Machete in Hand

Briefly after the School purchased the land for the new campus, I brought some of our leadership team out to look at the land and to see if it was real. I recall Mr. Large, our elementary principal, standing by a tree and asking if we were really going to build a school here and where would the playground be? As we were walking through the fields, I had this crazy idea of picking up some dirt, a way to viscerally feel that we were going to build a school here. So, while looking down for a spot, I found an artifact in the thick grass that I have kept as a reminder of where we come and what we are as teachers: a machete.

I am not sure what that machete was used for. Was it to cut down sugar cane at one time? It looked like it had been here a while. Was it for cut high grass in preparation for planting? I am not sure of its story. But I like to think that this was a tool for farming, as I know that the greenfield at Hacienda Espinal was used for such purpose at one time, and, perhaps, it could symbolize the beginning of the something we are planting and will grow at our new campus.

As Earth Day approached that week, I was re-focused on the metaphor “teacher as farmer” and the machete reminded me of it.

I think teacher as farmer is a more accurate image than teacher as sage, preacher, supplier, guide, coach, or mentor. This idea is not my own and it is being re-established by progressive educators and students; however, it is the essence of what U.S. educator John Dewey taught us more than 100 years ago.

So, what does a good farmer do?

– She creates the conditions of optimal growth.

-He sets out a fence line, the boundary within which nurtured growth can best take place.

-She breaks some of the most intractable hard dirt to allow seeds the space to take root.

-He digs a few really big rocks out of the field.

And then the job of the farmer is twofold:

-to provide nutrients to the growing plants and

-to do some judicious pruning and weeding.

That’s it. The plants, then, do the rest. I think if we, as educators and adults invested in children’s learning, take time each day to create the conditions as a farmer and not give our children the knowledge as a sage or supplier, our students will “grow” stronger, happier, more productively, and better prepared for their futures.

This is hard for our current generation of teachers and parents, myself included; we place our value in our role as the source of knowledge- we are the sun, we are the rain. We have to let go that image; knowledge exists irrespective of the teacher, and the more we empower, allow, permit, even “force” students to take ownership and responsibility for their learning, the better prepared they will be for the future that awaits them. When adults ask the questions, we fail our students.
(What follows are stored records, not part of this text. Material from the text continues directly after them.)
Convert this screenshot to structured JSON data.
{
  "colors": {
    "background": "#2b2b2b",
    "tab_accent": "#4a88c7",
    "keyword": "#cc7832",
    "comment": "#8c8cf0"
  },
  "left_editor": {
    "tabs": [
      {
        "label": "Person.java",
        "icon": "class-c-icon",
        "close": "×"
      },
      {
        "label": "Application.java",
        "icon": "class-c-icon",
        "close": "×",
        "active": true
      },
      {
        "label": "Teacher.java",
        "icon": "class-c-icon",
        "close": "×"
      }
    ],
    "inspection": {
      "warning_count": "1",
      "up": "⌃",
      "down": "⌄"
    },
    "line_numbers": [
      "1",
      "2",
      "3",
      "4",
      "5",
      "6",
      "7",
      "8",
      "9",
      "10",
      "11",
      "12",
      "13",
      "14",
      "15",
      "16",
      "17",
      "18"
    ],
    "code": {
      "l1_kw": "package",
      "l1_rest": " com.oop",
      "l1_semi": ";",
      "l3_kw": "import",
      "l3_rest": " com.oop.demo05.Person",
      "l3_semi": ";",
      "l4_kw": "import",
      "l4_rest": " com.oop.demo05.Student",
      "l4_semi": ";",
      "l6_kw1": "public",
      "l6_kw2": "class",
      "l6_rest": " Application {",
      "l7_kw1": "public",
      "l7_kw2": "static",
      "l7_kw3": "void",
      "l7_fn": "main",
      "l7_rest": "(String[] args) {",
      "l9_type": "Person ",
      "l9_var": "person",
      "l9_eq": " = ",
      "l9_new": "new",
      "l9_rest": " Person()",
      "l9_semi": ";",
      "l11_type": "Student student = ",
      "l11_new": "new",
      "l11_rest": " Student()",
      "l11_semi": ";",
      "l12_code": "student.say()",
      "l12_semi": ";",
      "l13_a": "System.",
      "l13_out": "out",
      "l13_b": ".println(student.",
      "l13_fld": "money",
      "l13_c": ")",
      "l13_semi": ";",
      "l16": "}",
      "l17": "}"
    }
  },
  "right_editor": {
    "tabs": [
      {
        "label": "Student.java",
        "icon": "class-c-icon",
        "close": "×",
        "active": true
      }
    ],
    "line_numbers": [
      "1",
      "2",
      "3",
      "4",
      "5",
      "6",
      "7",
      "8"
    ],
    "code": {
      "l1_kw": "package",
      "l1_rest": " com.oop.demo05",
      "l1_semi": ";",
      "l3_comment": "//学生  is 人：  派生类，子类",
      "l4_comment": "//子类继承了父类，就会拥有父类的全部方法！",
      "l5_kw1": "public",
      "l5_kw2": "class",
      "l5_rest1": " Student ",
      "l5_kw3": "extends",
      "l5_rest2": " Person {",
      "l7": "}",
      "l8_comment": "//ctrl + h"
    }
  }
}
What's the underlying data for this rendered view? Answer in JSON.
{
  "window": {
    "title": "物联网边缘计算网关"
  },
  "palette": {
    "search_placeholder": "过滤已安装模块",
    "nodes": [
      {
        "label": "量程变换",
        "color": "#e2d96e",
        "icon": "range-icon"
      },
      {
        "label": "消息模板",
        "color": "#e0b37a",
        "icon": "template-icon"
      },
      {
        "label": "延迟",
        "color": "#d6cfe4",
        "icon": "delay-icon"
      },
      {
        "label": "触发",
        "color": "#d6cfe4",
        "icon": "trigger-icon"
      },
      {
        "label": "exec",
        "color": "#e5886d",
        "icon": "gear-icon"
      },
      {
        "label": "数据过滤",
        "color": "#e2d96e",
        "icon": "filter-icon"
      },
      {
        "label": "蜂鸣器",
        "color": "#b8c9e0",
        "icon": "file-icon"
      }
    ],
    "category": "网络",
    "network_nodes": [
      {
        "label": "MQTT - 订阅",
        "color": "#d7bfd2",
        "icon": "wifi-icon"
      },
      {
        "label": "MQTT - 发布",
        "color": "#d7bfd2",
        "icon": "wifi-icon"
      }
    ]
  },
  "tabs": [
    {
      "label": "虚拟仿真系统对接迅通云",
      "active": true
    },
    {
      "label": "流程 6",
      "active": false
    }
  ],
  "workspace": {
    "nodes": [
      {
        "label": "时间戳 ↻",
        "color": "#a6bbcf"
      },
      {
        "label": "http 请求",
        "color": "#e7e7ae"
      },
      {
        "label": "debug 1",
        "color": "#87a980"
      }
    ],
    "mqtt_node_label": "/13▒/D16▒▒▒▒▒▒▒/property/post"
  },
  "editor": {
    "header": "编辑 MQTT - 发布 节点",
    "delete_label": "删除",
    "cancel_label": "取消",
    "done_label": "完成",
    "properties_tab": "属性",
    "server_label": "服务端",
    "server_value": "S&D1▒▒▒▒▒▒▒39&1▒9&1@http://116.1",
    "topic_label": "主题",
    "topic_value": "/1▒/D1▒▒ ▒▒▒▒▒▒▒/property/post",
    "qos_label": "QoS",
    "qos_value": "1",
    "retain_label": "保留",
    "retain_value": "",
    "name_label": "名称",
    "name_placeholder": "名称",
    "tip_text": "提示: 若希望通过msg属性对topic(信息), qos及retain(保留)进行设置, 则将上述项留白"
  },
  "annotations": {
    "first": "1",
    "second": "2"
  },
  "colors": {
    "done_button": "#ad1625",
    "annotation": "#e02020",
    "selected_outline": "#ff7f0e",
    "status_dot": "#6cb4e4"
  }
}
Our mission tells the community that we will inspire a passion for learning….why is that important to us? Because a child’s, or a student’s, ownership of the learning process is critical to a sustained learning experience, for mastery, and for a student to own that learning, they must be inspired (good nutrients). This is an uncomfortable transition for all of us who grew up in classrooms with hero-teachers who led us to find strength and wonder in knowledge. But we have to stop leading our students to knowledge and start teaching them how to find it within a fertile field. The world has changed and we are not the sole keepers of knowledge anymore.

With vision and planning, this is how a new campus might help create conditions for optimal growth, to create the space for students to become what we believe they can be and for us as the adults to help with those conditions to care.

I fully believe in what a student speaker said during our groundbreaking ceremony, that great schools, great communities are built on the shoulders of others, those present and those who have come and gone. Incredible yield, success crops come from years of thoughtful planning, and from mistakes, not just the perfect seed or the placement of the plow or the dirt that particular year . The new campus is being designed and built by watching and listening to students and teachers and by the mistakes we all make. We are always finding out what works and what does not. We have seen for many years that learning happens outside of the classroom into the hallways and the walkways at schools. We watched students choose the right place for a clarinet lesson to sound right and shift where we perform to sound incredible. We have watched students in the high school forum gather as a community, we have watched humility and life lessons in Billy and Friends. In how we choose to eat all around campus, how you plant gardens in every way, how our teachers change or tweak classrooms around almost daily to meet the needs of the students, how we meet in small groups facing each other, sharing curriculum or personal stories. How our whole campus welcomes every type of community member all day and does not shut down just for students. These are the lessons that went into our design and what is being built for a new campus.

Our goal is to prepare students to be leaders for the dynamic, the ambiguous, the exciting future that lies ahead. To create the conditions in which our students will grow. We need to be “educators as farmers”. The moment we have now, the reason we invest in children, why we choose our profession and want to work in schools, is to see what the future might be. In building our new campus on those fields, by choosing to till, to plant, to build, to rethink, wonder, and act, we are committing to a new space that will serve students for the next fifty years.